US chief executives are banding together to co-ordinate their responses to contentious new voting legislation, after individual companies have come under fire for either enabling voter suppression or indulging in hypocritical “woke capitalism”.
Defying pressure from Republicans to stay out of politics, scores of CEOs joined a weekend video call to discuss bills that have been introduced in 47 states, which the non-partisan Brennan Center for Justice says would restrict voting access.
Several executives suggested withholding donations from lawmakers supporting such legislation, or reconsidering investment in states which pass restrictive laws, participants in the Saturday afternoon call said.
While the discussion stuck to broad principles rather than detailed pledges of action, plans were forming on Sunday for CEOs to sign a new statement of support for wider election access early this week, signalling a growing urgency to corporate America’s advocacy on voting rights.
Two leading black executives — Ken Frazier, CEO of Merck, and Ken Chenault, former head of American Express — led much of Saturday’s discussion and organised a public call last month from 72 senior black executives for their peers not to “remain on the sidelines”
Dan Schulman, chief executive of PayPal, was among the executives on Saturday’s call who said he would lend his name to a new statement being organised by the Black Economic Alliance.
“I feel it is a non-partisan, fundamental democratic issue that everyone who is eligible to vote can do so in a non-discriminatory way,” he said.
Activists last month accused Atlanta-based companies, including Coca-Cola, Delta Air Lines and UPS, of doing too little publicly to oppose Republican legislation in Georgia that put restrictions on early voting and voting by mail, which critics said will disproportionately deter black voters.

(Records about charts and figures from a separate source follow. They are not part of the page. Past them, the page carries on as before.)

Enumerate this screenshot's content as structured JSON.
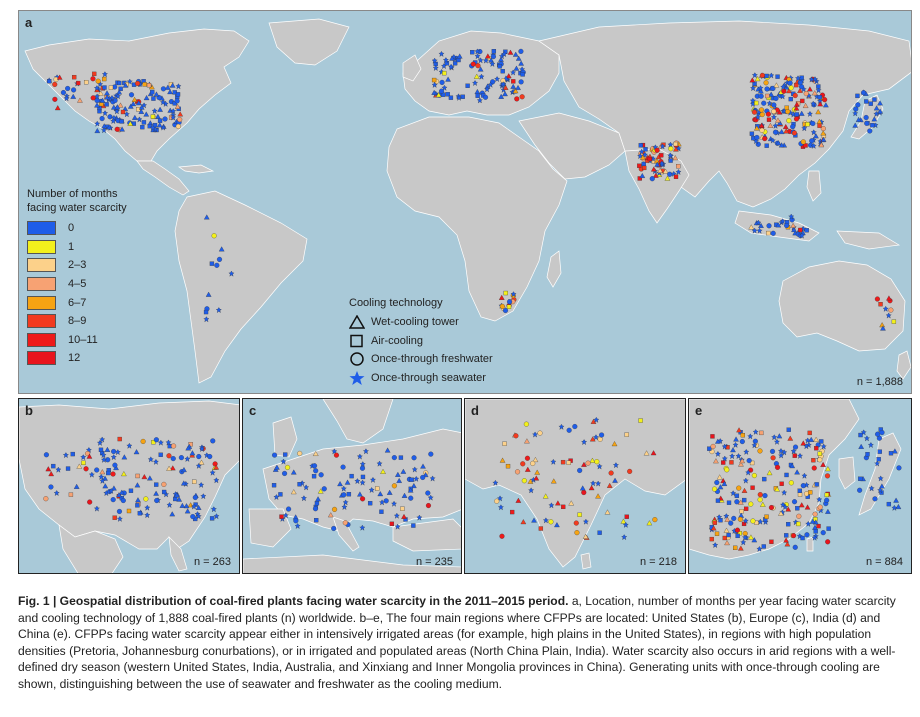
{
  "panels": {
    "a": {
      "letter": "a",
      "n_label": "n = 1,888"
    },
    "b": {
      "letter": "b",
      "n_label": "n = 263"
    },
    "c": {
      "letter": "c",
      "n_label": "n = 235"
    },
    "d": {
      "letter": "d",
      "n_label": "n = 218"
    },
    "e": {
      "letter": "e",
      "n_label": "n = 884"
    }
  },
  "legend_scarcity": {
    "title_line1": "Number of months",
    "title_line2": "facing water scarcity",
    "items": [
      {
        "label": "0",
        "color": "#1f5de8"
      },
      {
        "label": "1",
        "color": "#f3f01c"
      },
      {
        "label": "2–3",
        "color": "#fcd18a"
      },
      {
        "label": "4–5",
        "color": "#f7a273"
      },
      {
        "label": "6–7",
        "color": "#f6a313"
      },
      {
        "label": "8–9",
        "color": "#f23a1f"
      },
      {
        "label": "10–11",
        "color": "#ee1a1a"
      },
      {
        "label": "12",
        "color": "#e8141d"
      }
    ]
  },
  "legend_cooling": {
    "title": "Cooling technology",
    "items": [
      {
        "label": "Wet-cooling tower",
        "icon": "triangle-outline-icon"
      },
      {
        "label": "Air-cooling",
        "icon": "square-outline-icon"
      },
      {
        "label": "Once-through freshwater",
        "icon": "circle-outline-icon"
      },
      {
        "label": "Once-through seawater",
        "icon": "blue-star-icon"
      }
    ]
  },
  "caption": {
    "fig_label": "Fig. 1 | Geospatial distribution of coal-fired plants facing water scarcity in the 2011–2015 period.",
    "text": " a, Location, number of months per year facing water scarcity and cooling technology of 1,888 coal-fired plants (n) worldwide. b–e, The four main regions where CFPPs are located: United States (b), Europe (c), India (d) and China (e). CFPPs facing water scarcity appear either in intensively irrigated areas (for example, high plains in the United States), in regions with high population densities (Pretoria, Johannesburg conurbations), or in irrigated and populated areas (North China Plain, India). Water scarcity also occurs in arid regions with a well-defined dry season (western United States, India, Australia, and Xinxiang and Inner Mongolia provinces in China). Generating units with once-through cooling are shown, distinguishing between the use of seawater and freshwater as the cooling medium."
  },
  "colors": {
    "ocean": "#a9c9d8",
    "land": "#c8c8c8",
    "land_border": "#ffffff"
  }
}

The CEOs of Coca-Cola and Delta were among those to condemn the Georgia legislation after it passed.
Soon afterwards, however, Senate minority leader Mitch McConnell led a backlash from top Republicans, accusing CEOs of “economic blackmail” and advising them to “stay out of politics”.
“From election law to environmentalism to radical social agendas to the Second Amendment, parts of the private sector keep dabbling in behaving like a woke parallel government,” McConnell said.
Mike Ward, vice-president of Civic Alliance, a bipartisan business group pushing for greater voter turnout, said he had not seen anybody on the video call “wavering” in response to the Republican pushback.
“What I found most interesting was the really broad, if not universal, support not just for democracy but for businesses standing up for democracy,” he said.
“The spectrum of political views and industries were unified in the voices for greater voter equity and access,” Jeffrey Sonnenfeld, the Yale leadership professor who helped convene the call, said in a statement.
Other participants said the call had emphasised the need for companies to co-ordinate their responses and agree on a non-partisan set of principles rather than be seen to be singling out any individual state or lobbying for proposed federal legislation.
“Without a thriving democracy we cannot have a thriving and secure capitalism,” said Lynn Forester de Rothschild, founder of the Coalition for Inclusive Capitalism, who described protecting voting rights as business leaders’ patriotic duty.
Polling has suggested public support for broader access to the ballot. On Saturday’s call, pollsters from Morning Consult presented findings that most Democrats and a plurality of Republicans agree that companies should support legislation which focuses on increasing access to voting.
Bennett Freeman, an adviser to companies on human rights who was on the call, said voting rights represented “the perfect convergence” of two issues on which companies spoke out last year: racial equity after George Floyd’s death and the peaceful transfer of power at the time of the election.